Press release from the Kansas Policy Institute
WICHITA – A new study, “Kansas County Budget Analysis – In Search of Efficient Government,” from Kansas Policy Institute compares 2009 per-resident spending across all 105 counties and creates a benchmarking tool for county officials and Kansas citizens. The findings suggest hundreds of millions of dollars in potential savings from improved efficiency and transparency. The full study can be found here, with complete data set here.
“Benchmarking is standard practice in the business world,” said study author and KPI president Dave Trabert. “From the corner grocery store to the largest manufacturer, employers do their very best to know how much it costs their competitors to build a widget, deliver a service, or conduct back office support. Governments also need to know what their competitors charge.”
The study groups counties by population to provide similar-sized comparisons and spending is broken out into nine categories, including general government, law enforcement, court services and emergency services.
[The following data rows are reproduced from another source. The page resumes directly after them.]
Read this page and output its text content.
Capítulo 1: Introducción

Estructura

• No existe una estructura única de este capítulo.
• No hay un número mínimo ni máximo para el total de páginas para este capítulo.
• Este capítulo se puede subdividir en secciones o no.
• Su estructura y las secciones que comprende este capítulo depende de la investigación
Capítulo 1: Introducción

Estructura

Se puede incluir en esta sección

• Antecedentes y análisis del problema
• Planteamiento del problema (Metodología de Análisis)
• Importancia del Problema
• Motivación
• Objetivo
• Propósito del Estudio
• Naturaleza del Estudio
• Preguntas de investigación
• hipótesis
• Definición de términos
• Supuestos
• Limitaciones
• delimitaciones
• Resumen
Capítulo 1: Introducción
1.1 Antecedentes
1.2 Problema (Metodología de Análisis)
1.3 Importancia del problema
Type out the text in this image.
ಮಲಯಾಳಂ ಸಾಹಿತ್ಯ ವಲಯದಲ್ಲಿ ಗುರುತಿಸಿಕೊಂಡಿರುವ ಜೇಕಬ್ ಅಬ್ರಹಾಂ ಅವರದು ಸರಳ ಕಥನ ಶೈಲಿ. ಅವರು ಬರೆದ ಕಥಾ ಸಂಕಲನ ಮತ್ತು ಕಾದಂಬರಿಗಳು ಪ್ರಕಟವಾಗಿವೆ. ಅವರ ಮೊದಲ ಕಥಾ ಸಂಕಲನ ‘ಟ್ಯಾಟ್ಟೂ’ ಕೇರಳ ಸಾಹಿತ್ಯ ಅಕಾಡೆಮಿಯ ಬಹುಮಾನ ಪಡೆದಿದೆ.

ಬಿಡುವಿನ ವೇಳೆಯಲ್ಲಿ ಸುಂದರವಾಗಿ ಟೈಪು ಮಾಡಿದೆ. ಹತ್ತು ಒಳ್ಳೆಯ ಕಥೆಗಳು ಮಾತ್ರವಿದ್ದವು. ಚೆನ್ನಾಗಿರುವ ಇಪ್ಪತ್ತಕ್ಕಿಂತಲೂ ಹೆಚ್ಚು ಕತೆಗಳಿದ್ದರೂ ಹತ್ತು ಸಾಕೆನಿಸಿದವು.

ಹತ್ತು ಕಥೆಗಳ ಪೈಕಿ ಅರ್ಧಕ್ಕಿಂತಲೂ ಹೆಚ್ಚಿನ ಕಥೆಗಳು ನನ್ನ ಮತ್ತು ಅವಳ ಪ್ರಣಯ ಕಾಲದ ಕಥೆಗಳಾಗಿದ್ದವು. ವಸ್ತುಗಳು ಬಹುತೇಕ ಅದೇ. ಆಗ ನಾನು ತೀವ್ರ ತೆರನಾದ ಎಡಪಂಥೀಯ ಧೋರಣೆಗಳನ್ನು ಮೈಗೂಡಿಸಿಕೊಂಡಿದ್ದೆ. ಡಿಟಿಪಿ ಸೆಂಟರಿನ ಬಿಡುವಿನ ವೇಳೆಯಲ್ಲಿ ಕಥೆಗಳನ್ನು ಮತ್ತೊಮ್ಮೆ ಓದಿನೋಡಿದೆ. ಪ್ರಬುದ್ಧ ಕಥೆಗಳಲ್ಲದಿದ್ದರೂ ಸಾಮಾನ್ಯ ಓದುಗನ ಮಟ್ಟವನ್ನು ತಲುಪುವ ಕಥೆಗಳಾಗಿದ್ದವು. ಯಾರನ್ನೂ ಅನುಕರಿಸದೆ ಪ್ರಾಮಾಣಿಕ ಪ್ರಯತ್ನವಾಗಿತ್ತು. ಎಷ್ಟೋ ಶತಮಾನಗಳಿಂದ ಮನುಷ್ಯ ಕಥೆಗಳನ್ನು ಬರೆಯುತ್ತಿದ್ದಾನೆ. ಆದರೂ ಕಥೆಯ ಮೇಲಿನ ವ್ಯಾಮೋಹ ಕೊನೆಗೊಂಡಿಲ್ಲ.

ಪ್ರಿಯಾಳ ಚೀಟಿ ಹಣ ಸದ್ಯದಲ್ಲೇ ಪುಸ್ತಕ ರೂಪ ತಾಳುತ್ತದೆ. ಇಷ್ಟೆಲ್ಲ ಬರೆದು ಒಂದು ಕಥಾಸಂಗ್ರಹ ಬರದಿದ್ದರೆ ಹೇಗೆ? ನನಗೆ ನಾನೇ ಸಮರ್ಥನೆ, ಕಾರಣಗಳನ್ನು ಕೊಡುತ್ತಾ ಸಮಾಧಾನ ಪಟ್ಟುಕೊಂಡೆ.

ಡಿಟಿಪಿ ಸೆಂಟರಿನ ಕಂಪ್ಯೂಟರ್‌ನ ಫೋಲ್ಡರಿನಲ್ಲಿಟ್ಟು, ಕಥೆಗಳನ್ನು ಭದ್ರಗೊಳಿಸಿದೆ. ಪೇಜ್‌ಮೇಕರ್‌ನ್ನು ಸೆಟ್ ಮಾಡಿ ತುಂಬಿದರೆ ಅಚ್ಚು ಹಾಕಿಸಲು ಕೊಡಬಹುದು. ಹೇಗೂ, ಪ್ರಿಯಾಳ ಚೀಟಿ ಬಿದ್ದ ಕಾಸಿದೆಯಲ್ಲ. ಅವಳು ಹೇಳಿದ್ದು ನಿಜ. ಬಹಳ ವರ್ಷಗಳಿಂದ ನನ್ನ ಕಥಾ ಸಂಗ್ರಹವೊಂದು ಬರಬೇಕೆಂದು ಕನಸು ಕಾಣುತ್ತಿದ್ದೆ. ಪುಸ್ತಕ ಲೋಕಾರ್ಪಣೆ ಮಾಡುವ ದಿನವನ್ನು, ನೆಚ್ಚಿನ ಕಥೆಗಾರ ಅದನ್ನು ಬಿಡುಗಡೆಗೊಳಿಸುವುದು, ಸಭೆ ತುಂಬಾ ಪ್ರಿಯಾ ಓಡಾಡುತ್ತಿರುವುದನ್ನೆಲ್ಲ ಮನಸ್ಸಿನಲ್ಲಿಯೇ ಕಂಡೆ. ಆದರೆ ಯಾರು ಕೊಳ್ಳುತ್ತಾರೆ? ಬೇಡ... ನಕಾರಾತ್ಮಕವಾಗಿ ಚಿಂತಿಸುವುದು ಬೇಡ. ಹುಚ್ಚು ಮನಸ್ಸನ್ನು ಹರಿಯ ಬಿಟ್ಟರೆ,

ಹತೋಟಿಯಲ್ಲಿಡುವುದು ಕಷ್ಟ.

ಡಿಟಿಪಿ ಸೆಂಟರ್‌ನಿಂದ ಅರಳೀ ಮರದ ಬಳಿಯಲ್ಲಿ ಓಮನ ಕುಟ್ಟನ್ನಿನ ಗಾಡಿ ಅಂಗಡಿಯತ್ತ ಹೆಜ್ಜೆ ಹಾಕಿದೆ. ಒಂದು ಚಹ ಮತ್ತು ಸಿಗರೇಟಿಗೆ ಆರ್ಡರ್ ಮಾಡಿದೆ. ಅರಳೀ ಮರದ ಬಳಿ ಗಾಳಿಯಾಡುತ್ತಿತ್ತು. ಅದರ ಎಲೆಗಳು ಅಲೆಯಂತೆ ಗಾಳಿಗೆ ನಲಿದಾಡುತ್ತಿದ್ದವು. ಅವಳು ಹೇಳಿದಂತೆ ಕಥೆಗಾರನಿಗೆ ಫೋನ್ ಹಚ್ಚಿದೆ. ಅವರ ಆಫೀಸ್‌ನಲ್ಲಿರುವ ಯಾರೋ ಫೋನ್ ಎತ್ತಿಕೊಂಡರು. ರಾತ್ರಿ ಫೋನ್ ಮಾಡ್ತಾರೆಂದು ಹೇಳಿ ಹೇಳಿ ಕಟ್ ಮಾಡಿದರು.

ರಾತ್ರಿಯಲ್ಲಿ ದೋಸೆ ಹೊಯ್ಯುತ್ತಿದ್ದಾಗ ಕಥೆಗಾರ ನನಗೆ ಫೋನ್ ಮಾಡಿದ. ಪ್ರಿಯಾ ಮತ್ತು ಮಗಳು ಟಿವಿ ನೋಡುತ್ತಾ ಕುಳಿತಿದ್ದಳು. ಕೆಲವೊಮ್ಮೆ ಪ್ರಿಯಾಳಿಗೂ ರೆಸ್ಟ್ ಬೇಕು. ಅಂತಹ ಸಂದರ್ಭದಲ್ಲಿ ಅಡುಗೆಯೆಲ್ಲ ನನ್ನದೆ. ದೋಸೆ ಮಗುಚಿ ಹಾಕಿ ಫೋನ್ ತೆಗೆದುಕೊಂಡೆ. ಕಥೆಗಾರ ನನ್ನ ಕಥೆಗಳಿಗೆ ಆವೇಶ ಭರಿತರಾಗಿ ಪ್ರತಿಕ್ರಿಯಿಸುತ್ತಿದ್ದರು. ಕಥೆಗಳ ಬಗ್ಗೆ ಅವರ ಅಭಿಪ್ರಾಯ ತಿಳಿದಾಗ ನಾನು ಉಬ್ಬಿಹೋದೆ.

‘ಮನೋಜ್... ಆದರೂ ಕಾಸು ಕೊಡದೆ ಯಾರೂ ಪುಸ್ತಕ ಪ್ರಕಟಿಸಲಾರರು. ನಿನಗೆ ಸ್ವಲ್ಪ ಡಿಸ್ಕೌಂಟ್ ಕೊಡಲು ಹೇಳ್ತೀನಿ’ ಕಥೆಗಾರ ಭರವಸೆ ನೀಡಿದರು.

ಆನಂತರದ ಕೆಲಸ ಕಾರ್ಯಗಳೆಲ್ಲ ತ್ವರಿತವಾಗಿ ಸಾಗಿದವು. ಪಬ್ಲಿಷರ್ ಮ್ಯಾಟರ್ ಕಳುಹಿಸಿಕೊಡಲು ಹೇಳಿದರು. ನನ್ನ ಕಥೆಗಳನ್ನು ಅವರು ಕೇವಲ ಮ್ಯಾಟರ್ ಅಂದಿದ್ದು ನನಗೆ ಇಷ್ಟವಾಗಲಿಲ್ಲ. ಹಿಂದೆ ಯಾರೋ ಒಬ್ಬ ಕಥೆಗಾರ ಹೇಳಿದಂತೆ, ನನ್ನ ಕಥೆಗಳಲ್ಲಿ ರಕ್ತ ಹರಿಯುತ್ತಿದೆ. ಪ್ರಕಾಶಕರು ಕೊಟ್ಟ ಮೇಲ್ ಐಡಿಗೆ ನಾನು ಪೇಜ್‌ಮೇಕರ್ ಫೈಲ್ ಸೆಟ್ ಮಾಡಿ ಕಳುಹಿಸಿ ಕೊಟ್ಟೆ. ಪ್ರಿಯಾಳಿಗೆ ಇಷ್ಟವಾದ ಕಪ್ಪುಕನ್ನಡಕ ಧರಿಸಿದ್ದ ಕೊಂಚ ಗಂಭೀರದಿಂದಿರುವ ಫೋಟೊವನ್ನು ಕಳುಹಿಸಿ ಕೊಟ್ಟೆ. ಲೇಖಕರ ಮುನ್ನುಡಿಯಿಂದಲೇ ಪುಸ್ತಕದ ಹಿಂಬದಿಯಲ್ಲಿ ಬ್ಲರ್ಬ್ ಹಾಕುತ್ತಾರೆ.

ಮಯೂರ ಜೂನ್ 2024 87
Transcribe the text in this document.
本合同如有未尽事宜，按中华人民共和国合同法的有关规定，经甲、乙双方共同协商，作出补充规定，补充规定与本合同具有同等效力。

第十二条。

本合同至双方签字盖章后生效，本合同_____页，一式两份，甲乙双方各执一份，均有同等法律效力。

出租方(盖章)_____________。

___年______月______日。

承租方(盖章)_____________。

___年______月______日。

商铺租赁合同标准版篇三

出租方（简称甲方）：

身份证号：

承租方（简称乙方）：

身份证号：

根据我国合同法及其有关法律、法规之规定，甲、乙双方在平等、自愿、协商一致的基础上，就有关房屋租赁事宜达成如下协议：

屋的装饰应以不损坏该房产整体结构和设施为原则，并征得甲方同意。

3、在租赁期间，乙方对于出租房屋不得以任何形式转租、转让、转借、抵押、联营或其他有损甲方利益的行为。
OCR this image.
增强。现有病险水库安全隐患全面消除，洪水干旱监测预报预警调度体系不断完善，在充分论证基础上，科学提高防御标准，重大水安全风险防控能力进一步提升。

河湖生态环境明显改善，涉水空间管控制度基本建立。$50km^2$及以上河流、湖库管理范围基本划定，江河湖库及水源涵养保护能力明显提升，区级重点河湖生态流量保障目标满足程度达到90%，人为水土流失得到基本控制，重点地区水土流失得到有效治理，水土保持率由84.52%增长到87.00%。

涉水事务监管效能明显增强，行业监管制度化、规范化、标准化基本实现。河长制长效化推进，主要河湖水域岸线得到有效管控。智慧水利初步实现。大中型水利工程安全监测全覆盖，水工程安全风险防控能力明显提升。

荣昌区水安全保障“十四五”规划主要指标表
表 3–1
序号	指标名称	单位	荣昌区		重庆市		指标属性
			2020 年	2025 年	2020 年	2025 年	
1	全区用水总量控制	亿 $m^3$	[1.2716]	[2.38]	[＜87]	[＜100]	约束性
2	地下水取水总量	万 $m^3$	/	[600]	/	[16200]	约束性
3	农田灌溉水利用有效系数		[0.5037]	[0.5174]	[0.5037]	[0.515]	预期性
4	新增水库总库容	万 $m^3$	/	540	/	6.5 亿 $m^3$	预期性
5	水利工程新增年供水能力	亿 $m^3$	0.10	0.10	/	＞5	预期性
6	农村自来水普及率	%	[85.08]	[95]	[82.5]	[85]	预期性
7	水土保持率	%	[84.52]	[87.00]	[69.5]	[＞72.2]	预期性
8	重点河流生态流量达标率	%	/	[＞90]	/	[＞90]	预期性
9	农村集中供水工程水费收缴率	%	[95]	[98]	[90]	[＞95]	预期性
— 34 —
Stevens County budgeted $5,415.66 per-resident for the highest while Wyandotte spent the least per-resident at $449.52; median spending per-resident was $1,262.61. Some additional noteworthy findings;
* Johnson County spent $4.42 per-resident on County Commissioners, or nearly three times the $1.50 spent by Sedgwick County;
* The high total spender among counties with less than 5,000 residents was four times greater than the low spender;
* The high law enforcement spender among counties with population between 5,000 and 10,000 was six times greater than the low spender.
Trabert continues, “There may be good reason for certain cost variances but some of these numbers beg further analysis. Why does it cost one county $259.37 per resident to fund county commissioners, but the four counties with the closest population only spend $13.14? Certainly, there are differences in quality, demographics, and other factors but that cost difference is absolutely worth exploring. More transparency and clearer reporting will only give taxpayers and officials better information on which to base decisions.”
“This study should be viewed as a tool to address government budget challenges without raising taxes or unnecessarily eliminating services. The state and local tax burden is already costing jobs and prompting people to leave Kansas; we must find creative ways to lower the tax burden and reverse those trends.” Trabert finishes with, “Bottom line, benchmarking allows for better decision making.”